Seeing the need for an alternative to midazolam and fentanyl sedation, gastroenterologists and anesthesiologists at VMMC tested the CAPS system to see whether it could be a safe and effective sedation system for their routine upper endoscopy and colonoscopy patients.
In their study, the researchers used the CAPS system in 1,466 patients who were considered to be normal and healthy (class 1) or to have mild systemic diseases (class 2), as defined by the American Society of Anesthesiologists (ASA). After undergoing their endoscopic procedures, the CAPS patients had an average recovery time of 27 minutes, which was 6 minutes (approximately 20%) faster than that of similar patients who underwent sedation with midazolam and fentanyl.
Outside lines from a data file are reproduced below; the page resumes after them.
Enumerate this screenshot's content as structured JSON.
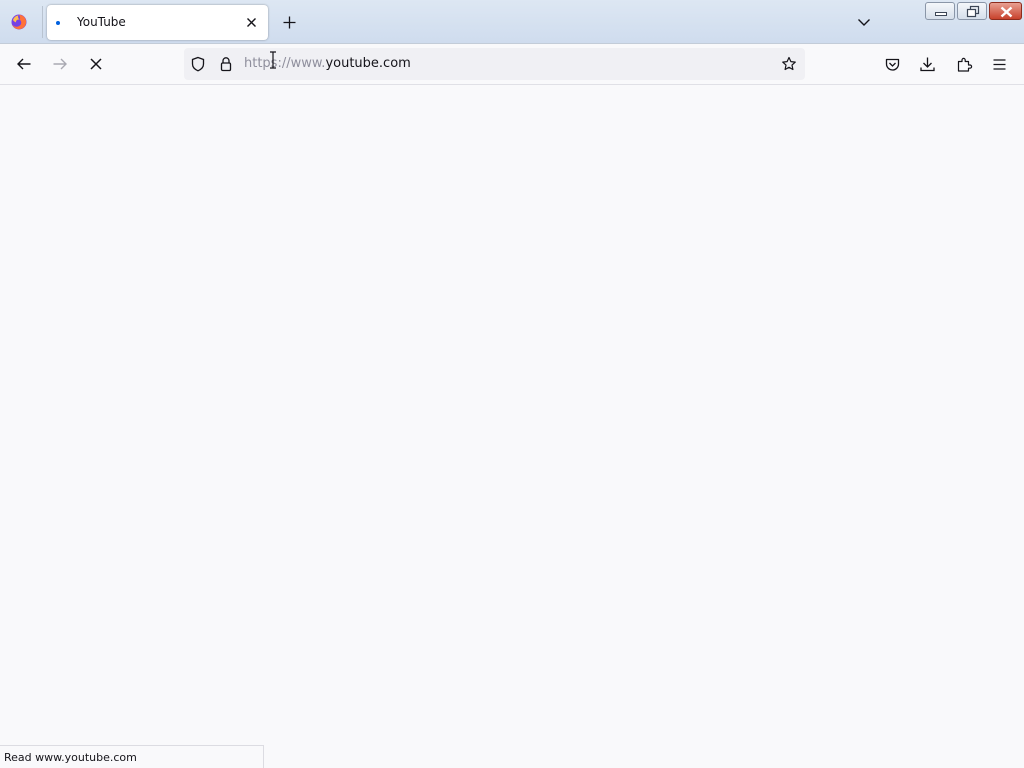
{
  "tab": {
    "title": "YouTube",
    "state": "loading"
  },
  "urlbar": {
    "scheme": "https://www.",
    "domain": "youtube.com"
  },
  "status": {
    "text": "Read www.youtube.com"
  },
  "icons": {
    "browser": "firefox-icon",
    "tab_close": "close-icon",
    "new_tab": "plus-icon",
    "list_tabs": "chevron-down-icon",
    "back": "arrow-left-icon",
    "forward": "arrow-right-icon",
    "stop": "stop-x-icon",
    "tracking": "shield-icon",
    "security": "lock-icon",
    "bookmark": "star-icon",
    "pocket": "pocket-icon",
    "downloads": "download-icon",
    "extensions": "puzzle-icon",
    "menu": "hamburger-icon"
  },
  "colors": {
    "accent": "#0060df",
    "chrome": "#f9f9fb",
    "titlebar": "#d6e1ef",
    "close_button": "#c8422c"
  }
}
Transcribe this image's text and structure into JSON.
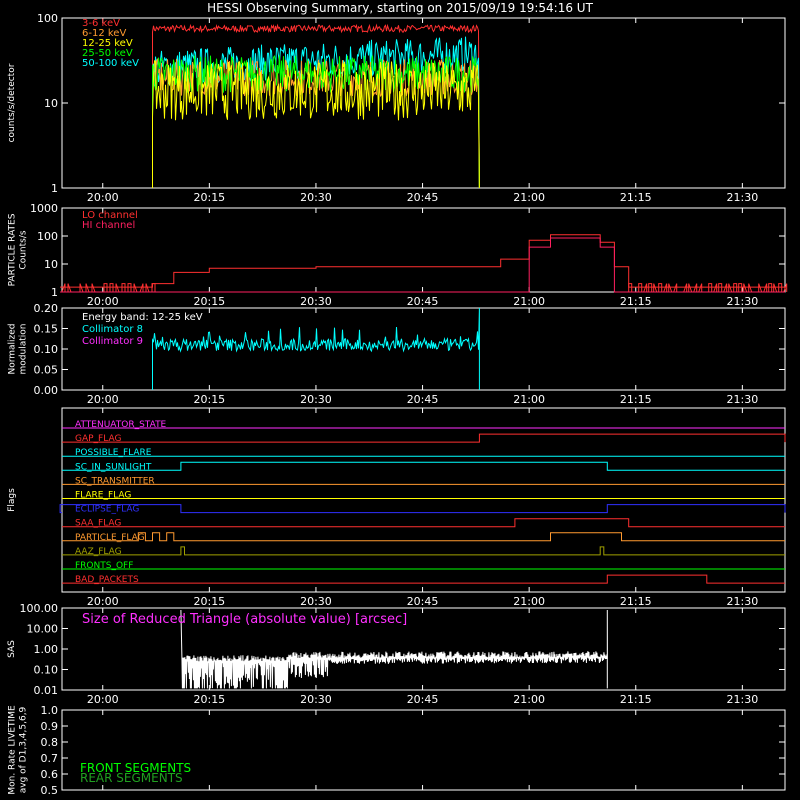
{
  "title": "HESSI Observing Summary, starting on 2015/09/19 19:54:16 UT",
  "time_ticks": [
    "20:00",
    "20:15",
    "20:30",
    "20:45",
    "21:00",
    "21:15",
    "21:30"
  ],
  "colors": {
    "red": "#ff3030",
    "orange": "#ff9a30",
    "yellow": "#ffff00",
    "green": "#00ff00",
    "cyan": "#00ffff",
    "magenta": "#ff30ff",
    "crimson": "#ff2060",
    "blue": "#3030ff",
    "olive": "#a0a000",
    "white": "#ffffff",
    "darkgreen": "#20a020"
  },
  "chart_data": [
    {
      "id": "counts",
      "type": "line",
      "ylabel": "counts/s/detector",
      "yscale": "log",
      "ylim": [
        1,
        100
      ],
      "ytick_labels": [
        "100",
        "10",
        "1"
      ],
      "time_range": [
        "19:54:16",
        "21:36"
      ],
      "data_interval": [
        "20:07",
        "20:53"
      ],
      "series": [
        {
          "name": "3-6 keV",
          "color": "#ff3030",
          "level": 75
        },
        {
          "name": "6-12 keV",
          "color": "#ff9a30",
          "level": 20
        },
        {
          "name": "12-25 keV",
          "color": "#ffff00",
          "level": 14
        },
        {
          "name": "25-50 keV",
          "color": "#00ff00",
          "level": 22
        },
        {
          "name": "50-100 keV",
          "color": "#00ffff",
          "level": 30
        }
      ]
    },
    {
      "id": "particle",
      "type": "line",
      "ylabel": "PARTICLE RATES Counts/s",
      "yscale": "log",
      "ylim": [
        1,
        1000
      ],
      "ytick_labels": [
        "1000",
        "100",
        "10",
        "1"
      ],
      "series": [
        {
          "name": "LO channel",
          "color": "#ff3030",
          "points": [
            [
              "19:54",
              1.5
            ],
            [
              "20:07",
              2
            ],
            [
              "20:10",
              5
            ],
            [
              "20:15",
              7
            ],
            [
              "20:30",
              8
            ],
            [
              "20:50",
              8
            ],
            [
              "20:53",
              8
            ],
            [
              "20:56",
              15
            ],
            [
              "21:00",
              70
            ],
            [
              "21:03",
              110
            ],
            [
              "21:07",
              110
            ],
            [
              "21:10",
              60
            ],
            [
              "21:12",
              8
            ],
            [
              "21:14",
              1.5
            ],
            [
              "21:36",
              1.5
            ]
          ]
        },
        {
          "name": "HI channel",
          "color": "#ff2060",
          "points": [
            [
              "19:54",
              1
            ],
            [
              "20:57",
              1
            ],
            [
              "21:00",
              40
            ],
            [
              "21:03",
              85
            ],
            [
              "21:07",
              85
            ],
            [
              "21:10",
              40
            ],
            [
              "21:12",
              1
            ],
            [
              "21:36",
              1
            ]
          ]
        }
      ]
    },
    {
      "id": "modulation",
      "type": "line",
      "ylabel": "Normalized modulation",
      "ylim": [
        0.0,
        0.2
      ],
      "ytick_labels": [
        "0.20",
        "0.15",
        "0.10",
        "0.05",
        "0.00"
      ],
      "annotation": "Energy band: 12-25 keV",
      "series": [
        {
          "name": "Collimator 8",
          "color": "#00ffff",
          "level": 0.11
        },
        {
          "name": "Collimator 9",
          "color": "#ff30ff"
        }
      ]
    },
    {
      "id": "flags",
      "type": "line",
      "ylabel": "Flags",
      "series": [
        {
          "name": "ATTENUATOR_STATE",
          "color": "#ff30ff",
          "on": []
        },
        {
          "name": "GAP_FLAG",
          "color": "#ff3030",
          "on": [
            [
              "20:53",
              "21:36"
            ]
          ]
        },
        {
          "name": "POSSIBLE_FLARE",
          "color": "#00ffff",
          "on": []
        },
        {
          "name": "SC_IN_SUNLIGHT",
          "color": "#00ffff",
          "on": [
            [
              "20:11",
              "21:11"
            ]
          ]
        },
        {
          "name": "SC_TRANSMITTER",
          "color": "#ff9a30",
          "on": []
        },
        {
          "name": "FLARE_FLAG",
          "color": "#ffff00",
          "on": []
        },
        {
          "name": "ECLIPSE_FLAG",
          "color": "#3030ff",
          "on": [
            [
              "19:54",
              "20:11"
            ],
            [
              "21:11",
              "21:36"
            ]
          ]
        },
        {
          "name": "SAA_FLAG",
          "color": "#ff3030",
          "on": [
            [
              "20:58",
              "21:14"
            ]
          ]
        },
        {
          "name": "PARTICLE_FLAG",
          "color": "#ff9a30",
          "on": [
            [
              "20:05",
              "20:06"
            ],
            [
              "20:07",
              "20:08"
            ],
            [
              "20:09",
              "20:10"
            ],
            [
              "21:03",
              "21:13"
            ]
          ]
        },
        {
          "name": "AAZ_FLAG",
          "color": "#a0a000",
          "on": [
            [
              "20:11",
              "20:11:30"
            ],
            [
              "21:10",
              "21:10:30"
            ]
          ]
        },
        {
          "name": "FRONTS_OFF",
          "color": "#00ff00",
          "on": []
        },
        {
          "name": "BAD_PACKETS",
          "color": "#ff3030",
          "on": [
            [
              "21:11",
              "21:25"
            ]
          ]
        }
      ]
    },
    {
      "id": "sas",
      "type": "line",
      "ylabel": "SAS",
      "yscale": "log",
      "ylim": [
        0.01,
        100
      ],
      "ytick_labels": [
        "100.00",
        "10.00",
        "1.00",
        "0.10",
        "0.01"
      ],
      "annotation": "Size of Reduced Triangle (absolute value) [arcsec]",
      "series": [
        {
          "name": "SAS triangle",
          "color": "#ffffff",
          "points": [
            [
              "20:11",
              80
            ],
            [
              "20:12",
              0.3
            ],
            [
              "20:20",
              0.2
            ],
            [
              "20:30",
              0.3
            ],
            [
              "20:40",
              0.35
            ],
            [
              "21:00",
              0.4
            ],
            [
              "21:10",
              0.4
            ],
            [
              "21:11",
              80
            ]
          ]
        }
      ]
    },
    {
      "id": "livetime",
      "type": "line",
      "ylabel": "Mon. Rate LIVETIME avg of D1,3,4,5,6,9",
      "ylim": [
        0.5,
        1.0
      ],
      "ytick_labels": [
        "1.0",
        "0.9",
        "0.8",
        "0.7",
        "0.6",
        "0.5"
      ],
      "series": [
        {
          "name": "FRONT SEGMENTS",
          "color": "#00ff00"
        },
        {
          "name": "REAR SEGMENTS",
          "color": "#20a020"
        }
      ]
    }
  ]
}
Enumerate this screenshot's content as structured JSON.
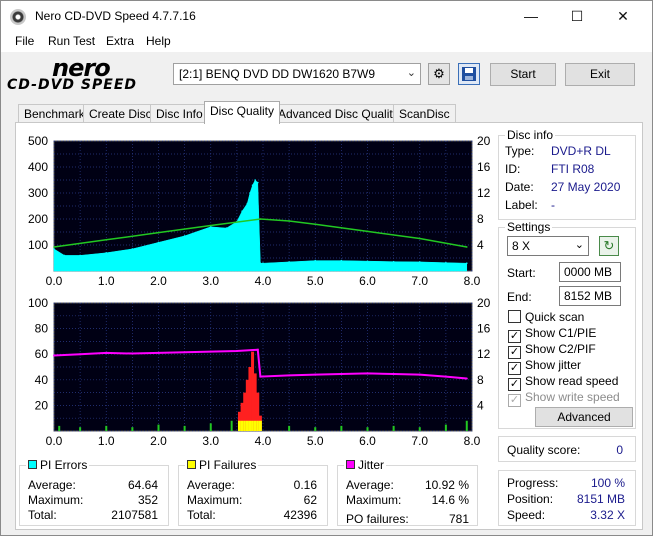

Normally, sedation using propofol requires the presence of an anesthesiologist during each endoscopic procedure. However, with computer-assisted sedation, anesthesiologists do not have to be directly involved in a procedure, but must be available when needed, giving hospitals and health systems the ability to more efficiently staff the procedures, the authors said.
“Early results from patient and clinician experience surveys suggest that satisfaction scores with computer-assisted propofol sedation are higher for both patients and clinicians compared with standard procedures,” Ross remarked. “Clinicians provided a much higher satisfaction score because they believed CAPS provided a better level of sedation than other methods, while patients reported a slightly higher satisfaction score focusing on their recovery.”
Ross added that, while the data demonstrate that CAPS worked well, the method can be used only for class 1 and class 2 patients.
The researchers suggest that additional studies should be conducted to see whether there may be other benefits to CAPS beyond reducing the recovery time, such as how it might change the workflow in a hospital’s endoscopic unit. They also believe that further patient analysis should be conducted to determine what factors define an “ideal” CAPS patient.